3.アプリケーション機能依存のプログラミング
 特定のソフトウエア環境や特定のプラグインがないと動かないコンテンツは,情報の共有と再利用を大きく阻む要因になる。特殊なプログラミングを行なったWebページについても同様である。
 情報のモデルと表現と処理は分ける方向へ行かなければならない。Webブラウザの仕様はXHTML対応となり,今後既存のHTMLは作り変えが必要となるだろう。

印刷業界とXMLについて

 情報の資産性を高める仕組みとしてアプリケーションの機能に依存してきたのは多少の問題がある。OSやソフトウエアの寿命が短命になった今,例えば特定のDTPソフトに関する高度技術をもっていても,1〜2年でそのソフトが使われなくなるという問題もある。
 またソフトウエアそのものも進化し,ユーザ自身である程度の品質の作品を作ることが可能になってきている。
 目先の簡便さに惑わされず,特定のアプリケーションに依存しない付加価値の高い技術を手にすることが,コストダウンと新ビジネス創造の両方を行なう印刷業にとって生き残りの方策となる。

 印刷業としてXMLに取り組むことも重要である。最近では多くのアプリケーションがXMLに対応し,ユーザがXMLを意識しなくても良い環境が整ってきている。
 一般のユーザにとっては,これからはXMLは裏方に回り,特にXML技術がいらない時代となるであろう。
 しかしデジタルコンテンツのプロとしてXMLを扱うには,文書モデルの構築,文書の構造化,見栄えへのマッピング,データベースとの連携等さまざまなXML技術を理解しなければならない。

XML複合文書について

 XML文書を記述するためには,要素や属性を使用する。要素や属性は,利用目的に応じて意味のあるまとまりとして規定され,このまとまりをボキャブラリと呼んでいる。
 現在,さまざまな分野で標準化へのベースを築くため,データに意味を付けるためのボキャブラリの整理が行われている。例えば,HTMLをXMLで定義し直したXHTMLや,数式を記述するためのMathML,ベクターグラフィックスを描くためのSVGなどがある。それぞれの性質からXHTML文書の中にMathMLやSVGで記述されたデータが組み込まれることが多い。
 XML複合文書とは,このように複数のXMLボキャブラリが混在した文書である。Web標準を策定している国際的な団体W3Cは,XML複合文書をCompound Document Formatと呼んでおり,標準化への取り組みをスタートさせている。
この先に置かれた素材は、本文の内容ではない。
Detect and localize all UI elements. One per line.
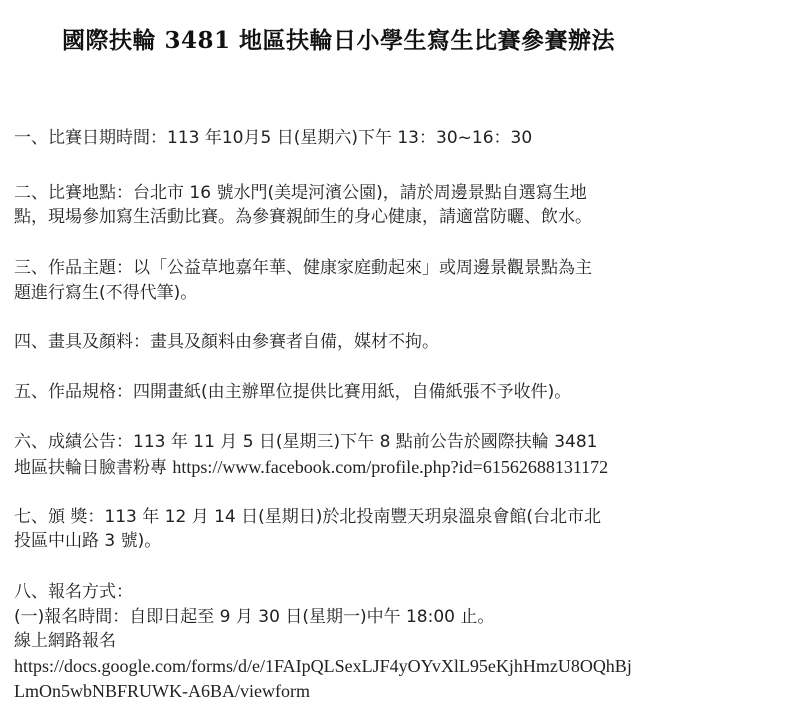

 一方,ジャストシステムは,2004年11月に開催されたXMLコンファレンスにおいて,「xfy technology(エクスファイ テクノロジ)」を発表した。xfy technologyは,多様なXML文書を1つの文書データとしてシームレスに作成,編集を可能にする技術であり,高度なプラグインの集合により構成される。プラグインシステムやアプリケーション開発機能を実現し,広範囲に応用が可能なソフトウェア基盤技術を目指している。
 これらを利用することによって,新しいボキャブラリの開発時に既存ボキャブラリ表示編集環境が利用でき,さまざまなXMLを混在させる用途においても,複雑で大規模なモジュールを開発する必要がなく,アプリケーション構築のプロセスを大幅に改善することが可能になる。